Generic term for clinically heterogeneous clinical pictures characterized by mast cell hyperplasia in the skin (and in internal organs). The spectrum ranges from solitary skin tumors to variously pronounced (variants of the so-called"urticaria pigmentosa"), in extreme cases erythrodermic skin manifestations.
The term "cutaneous mastocytosis" implies a purely cutaneous clinical picture. This is mostly found in children, less frequently in adults. Adult forms of mastocytosis are usually a "systemic disease" with a differently accentuated extracutaneous pattern of infestation, in which the cutaneous infestation can be regarded as a monitory and thus frequently leading to a diagnosis.

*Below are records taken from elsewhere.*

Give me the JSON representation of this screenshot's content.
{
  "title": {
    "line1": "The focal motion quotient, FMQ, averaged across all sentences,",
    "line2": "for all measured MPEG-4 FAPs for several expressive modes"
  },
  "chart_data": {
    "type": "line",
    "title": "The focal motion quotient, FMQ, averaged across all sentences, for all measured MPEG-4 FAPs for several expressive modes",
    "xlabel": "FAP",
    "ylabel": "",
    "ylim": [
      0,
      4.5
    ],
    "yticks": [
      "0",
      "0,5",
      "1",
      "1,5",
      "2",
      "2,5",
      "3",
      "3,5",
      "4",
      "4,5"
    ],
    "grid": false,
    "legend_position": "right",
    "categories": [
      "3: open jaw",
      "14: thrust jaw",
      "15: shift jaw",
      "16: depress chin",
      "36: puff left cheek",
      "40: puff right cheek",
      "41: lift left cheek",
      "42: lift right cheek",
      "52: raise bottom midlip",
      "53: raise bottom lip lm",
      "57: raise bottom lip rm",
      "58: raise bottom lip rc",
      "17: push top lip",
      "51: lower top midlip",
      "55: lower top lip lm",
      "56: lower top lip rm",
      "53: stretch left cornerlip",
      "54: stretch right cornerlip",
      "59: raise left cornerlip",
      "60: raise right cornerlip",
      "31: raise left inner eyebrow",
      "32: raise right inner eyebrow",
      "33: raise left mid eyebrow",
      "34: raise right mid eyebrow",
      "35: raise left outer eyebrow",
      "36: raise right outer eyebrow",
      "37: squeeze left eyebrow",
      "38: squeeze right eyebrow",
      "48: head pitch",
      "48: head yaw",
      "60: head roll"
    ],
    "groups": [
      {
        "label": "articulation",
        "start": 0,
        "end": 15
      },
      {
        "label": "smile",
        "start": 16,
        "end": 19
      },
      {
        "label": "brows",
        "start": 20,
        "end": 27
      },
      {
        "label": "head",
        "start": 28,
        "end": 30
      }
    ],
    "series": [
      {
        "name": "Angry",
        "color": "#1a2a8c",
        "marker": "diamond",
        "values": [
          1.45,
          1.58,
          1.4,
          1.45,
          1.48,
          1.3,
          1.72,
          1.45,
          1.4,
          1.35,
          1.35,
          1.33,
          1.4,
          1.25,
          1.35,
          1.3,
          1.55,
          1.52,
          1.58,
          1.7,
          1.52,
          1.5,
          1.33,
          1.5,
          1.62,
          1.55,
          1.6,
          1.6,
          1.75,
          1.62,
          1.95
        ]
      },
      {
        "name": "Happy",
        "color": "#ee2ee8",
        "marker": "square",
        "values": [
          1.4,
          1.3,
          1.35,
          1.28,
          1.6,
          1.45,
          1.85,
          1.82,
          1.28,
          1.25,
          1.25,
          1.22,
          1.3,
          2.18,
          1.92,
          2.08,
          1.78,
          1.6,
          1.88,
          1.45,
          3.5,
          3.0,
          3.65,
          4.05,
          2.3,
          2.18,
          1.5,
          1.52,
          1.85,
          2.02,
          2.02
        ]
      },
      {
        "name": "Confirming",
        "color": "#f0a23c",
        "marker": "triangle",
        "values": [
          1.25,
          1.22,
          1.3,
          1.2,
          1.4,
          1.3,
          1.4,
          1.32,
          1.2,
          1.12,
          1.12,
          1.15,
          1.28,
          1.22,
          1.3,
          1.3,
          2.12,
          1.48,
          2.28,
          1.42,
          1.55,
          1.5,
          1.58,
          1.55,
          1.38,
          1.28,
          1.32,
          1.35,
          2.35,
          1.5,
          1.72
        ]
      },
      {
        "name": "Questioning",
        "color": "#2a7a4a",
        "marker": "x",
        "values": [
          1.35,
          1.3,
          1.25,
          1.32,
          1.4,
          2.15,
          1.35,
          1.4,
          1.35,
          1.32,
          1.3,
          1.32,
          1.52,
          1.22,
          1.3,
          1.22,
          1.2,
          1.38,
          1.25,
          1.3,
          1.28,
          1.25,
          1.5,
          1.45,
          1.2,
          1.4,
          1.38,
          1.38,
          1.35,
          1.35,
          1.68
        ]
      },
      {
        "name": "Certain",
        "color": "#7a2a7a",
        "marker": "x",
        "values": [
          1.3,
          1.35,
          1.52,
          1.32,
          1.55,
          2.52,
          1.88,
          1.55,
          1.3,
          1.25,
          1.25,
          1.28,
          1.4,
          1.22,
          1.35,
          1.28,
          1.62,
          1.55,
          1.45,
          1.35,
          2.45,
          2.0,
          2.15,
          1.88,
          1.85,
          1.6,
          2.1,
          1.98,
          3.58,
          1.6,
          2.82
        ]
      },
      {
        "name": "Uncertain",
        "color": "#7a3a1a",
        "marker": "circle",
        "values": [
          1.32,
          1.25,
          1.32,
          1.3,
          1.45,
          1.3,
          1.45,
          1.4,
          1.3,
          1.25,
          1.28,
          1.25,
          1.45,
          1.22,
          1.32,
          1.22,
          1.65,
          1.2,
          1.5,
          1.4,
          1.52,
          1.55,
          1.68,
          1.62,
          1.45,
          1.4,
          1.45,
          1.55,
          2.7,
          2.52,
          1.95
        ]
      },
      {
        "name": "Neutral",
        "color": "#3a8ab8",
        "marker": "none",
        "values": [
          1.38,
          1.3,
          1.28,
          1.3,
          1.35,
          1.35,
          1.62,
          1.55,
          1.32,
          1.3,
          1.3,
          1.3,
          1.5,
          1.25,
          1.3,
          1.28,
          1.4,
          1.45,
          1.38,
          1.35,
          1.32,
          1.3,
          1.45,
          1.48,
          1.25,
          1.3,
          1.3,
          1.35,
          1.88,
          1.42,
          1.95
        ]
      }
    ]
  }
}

Tryptase: If systemic mastocytosis is suspected, tryptase is determined according to the guidelines (standard value: <20µg/l). If the value is exceeded, systemic mastocytosis is considered possible and a bone marrow biopsy and screening for other systemic involvement is sought. At low levels, extensive diagnostic testing is usually not performed without compelling clinical evidence. In a larger study, systemic mastocytosis could be confirmed in 32% of patients with cutaneous mastocytosis by bone marrow histology. In addition, N-methylhistamine or 1,4-methylimidazole acetic acid can be determined in the collected urine.